I followed Valga's link, and he's right. It looks like plagiarism
This letter has to be a gag. Nobody is so unaware that in this situation they would think the solution to the much adored problem is a new wardrobe for his wife.
The person who mentioned how inappropriate it would be if he accepted a drink from 2 women was right on the money, and you could run with that to show how humiliating (or probably titillating for this guy) it would be if the wife accepted drinks from 2 men and thought they should sit together.
But, why am I acting as if this were a real letter? It's so similar to the article from The Onion, "Why Do All These Homosexuals Keep Sucking My C..."
http://www.theonion.com/content/node/33540
I think the main reason people are so upset about J. Courtney Sullivan's article is that they see someone fulfilling a ridiculous stereotype. There's nothing wrong with feminism and an interest in women's issues. Overt hostility and launching into angry tirades against a whole gender on the second date though is unpleasant enough to make anyone who has ever been on a date cringe.
Personally, I feel strongly about the war in Chechnya. However never once on a date did I ever inflict stories of the atrocities and injustices happening there on a poor girl who came out hoping for a nice time.
It's common sense and good manners.
I think the big question is if your wife would really want you to go with her.
If she does and she just wants to have foreign adventures then the marriage has a chance. It sounds like the wife is fairly flaky--she will only work with the Peace Corps but she doesn't seem to be aware of the requirements the Peace Corps has for married volunteers. As somebody else pointed out, she's probably in the honeymoon phase of her foreign-volunteer work (sad that she's not in the honeymoon phase of the marriage after only a year) and is afraid that she'll be giving up her chances of having an exciting life if she returns to the US and settles down with her husband.
My big worry comes from her insistence on joining the Peace Corps and not one of the many other outfits that would allow her to live and work in the developing world. It sounds like the Peace Corps demands that both she and her husband will have to work for them, or she'll have to be single before she goes. If she knows her husband isn't the Peace Corps type this is a convenient excuse for a divorce.

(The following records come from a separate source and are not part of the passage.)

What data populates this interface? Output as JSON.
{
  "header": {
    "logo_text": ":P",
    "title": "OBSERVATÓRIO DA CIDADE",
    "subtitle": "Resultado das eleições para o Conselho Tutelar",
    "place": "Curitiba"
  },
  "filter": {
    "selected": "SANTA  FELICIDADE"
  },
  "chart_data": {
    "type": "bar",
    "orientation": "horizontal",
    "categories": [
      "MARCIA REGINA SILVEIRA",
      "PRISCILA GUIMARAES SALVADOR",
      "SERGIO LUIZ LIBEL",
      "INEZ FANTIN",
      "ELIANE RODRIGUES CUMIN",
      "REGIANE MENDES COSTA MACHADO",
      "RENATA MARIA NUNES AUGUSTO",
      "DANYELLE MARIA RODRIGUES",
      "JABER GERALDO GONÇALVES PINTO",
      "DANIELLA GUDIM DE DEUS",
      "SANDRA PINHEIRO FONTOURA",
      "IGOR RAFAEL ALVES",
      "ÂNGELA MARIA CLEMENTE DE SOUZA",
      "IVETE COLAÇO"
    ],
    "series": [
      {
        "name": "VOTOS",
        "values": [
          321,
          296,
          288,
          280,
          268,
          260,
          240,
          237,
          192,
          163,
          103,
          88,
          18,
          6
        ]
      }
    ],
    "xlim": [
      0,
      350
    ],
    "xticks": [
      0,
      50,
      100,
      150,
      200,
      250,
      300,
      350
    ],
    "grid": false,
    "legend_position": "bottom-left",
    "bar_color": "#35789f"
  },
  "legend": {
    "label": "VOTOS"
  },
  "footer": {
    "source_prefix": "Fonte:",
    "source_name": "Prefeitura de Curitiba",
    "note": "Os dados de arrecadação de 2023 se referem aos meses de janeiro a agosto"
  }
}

What she needs to do is come home at the end of the summer and you guys need to figure out how to accommodate everyone involved. No reason for a marriage counselor.
You can work it out. She could join the State Department or AID and you could go with her and find a job similar to the one you have in the US; you could stay in the States and your wife could take a job with summers off that would allow her to volunteer abroad every summer; she could go into academia and specialize in the locales and problems that interest her while keeping a base in the US. There are so many ways that you guys could work this out--I know, I'm a little like your wife in my need for foreign adventures and my situation is even more complicated--but if your wife insists on the Peace Corps or nothing, then you married someone who is far too immature and selfish to be in an adult relationship, much less a marriage.
Good luck.
You're actually asking if you should stick with your girlfriend since she was diagnosed with cancer?
Jesus, you're an ass.
But you probably should leave her. Nobody going through a serious illness should have to deal with such a selfish and immature partner.
Are there any adults in America anymore? The LW is 30, not 13. Message to America: Most 30 year olds in the world are raising families, working, supporting people, yet middle class Americans insist that age is a state of mind and at 30 you're still just a kid. You're not. When you turned 18 you became adults, now start acting like it. Turn off your Playstations and start taking care of people besides yourself.